Mais de 16 mandados de busca e apreensão foram cumpridos em unidades da clínica em Santos e Praia Grande, além de residências dos proprietários, Gustavo Silva Muniz e Polyanna Ribeiro de Oliveira Muniz, considerados alvos centrais da investigação, e funcionários. Computadores, celulares, pendrives, carimbos médicos, documentos e outros materiais foram recolhidos para perícia.

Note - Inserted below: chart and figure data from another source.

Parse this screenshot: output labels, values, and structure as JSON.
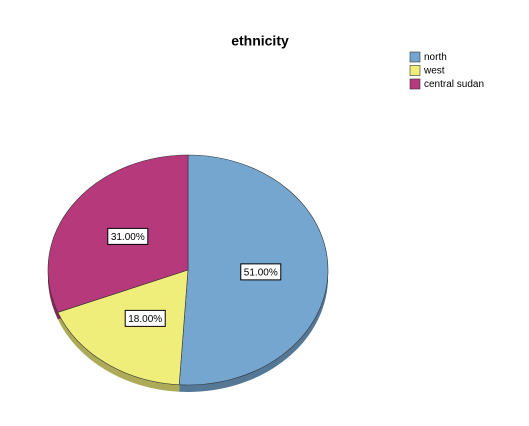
{
  "chart_data": {
    "type": "pie",
    "title": "ethnicity",
    "categories": [
      "north",
      "west",
      "central sudan"
    ],
    "values": [
      51,
      18,
      31
    ],
    "value_labels": [
      "51.00%",
      "18.00%",
      "31.00%"
    ],
    "colors": [
      "#74a6d0",
      "#f0ee7a",
      "#b5397b"
    ],
    "legend": "upper right"
  }
}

Em vídeo, Polyanna comentou que, nos últimos dias, a família e a clínica passaram por “um ataque muito duro, baseados em denúncias falsas, distorções e calúnias”. Ela afirmou estar tranquila quanto à integridade do trabalho da instituição, destacando que o Almai sempre atuou “com ética, seriedade e profundo respeito pelas crianças, pelas famílias e pelos profissionais”.

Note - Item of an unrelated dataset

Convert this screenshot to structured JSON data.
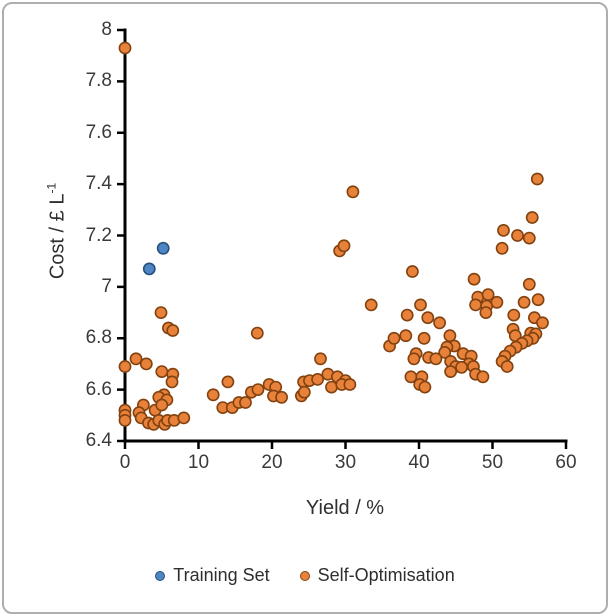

A empresária acrescentou ainda que seguem “firmes, olhando para frente, sustentados pela verdade e pelo bem que construímos todos os dias”, e ressaltou que "a verdade sempre vai encontrar o seu caminho".

O SBT News entrou em contato com as defesas dos citados e aguarda um retorno.

Sobre a denúncia

A apuração começou a partir de denúncia anônima enviada por uma operadora, acompanhada de documentos e gravações. Entre as práticas irregulares estão:

  • fraudes em convênios, com registro de horas de atendimento superiores às efetivamente realizadas;
  • atuação de profissionais com diplomas falsificados para obter credenciamento junto a planos de saúde;
  • atendimento simultâneo de várias crianças;
  • e trocas de terapias sem respaldo legal.

Outras irregularidades incluem:

  • orientação a famílias para fornecer logins e senhas de aplicativos de beneficiários, permitindo que a clínica gerenciasse autorizações e solicitações;
  • armazenamento irregular de dados de pacientes;
  • oferecimento de incentivos financeiros para aumentar o número de atendimentos;
  • ampliação da carga horária sem respaldo médico;
  • estratégias de faturamento fraudulentas, como cobrar por sessões não realizadas e burlar sistemas de biometria facial.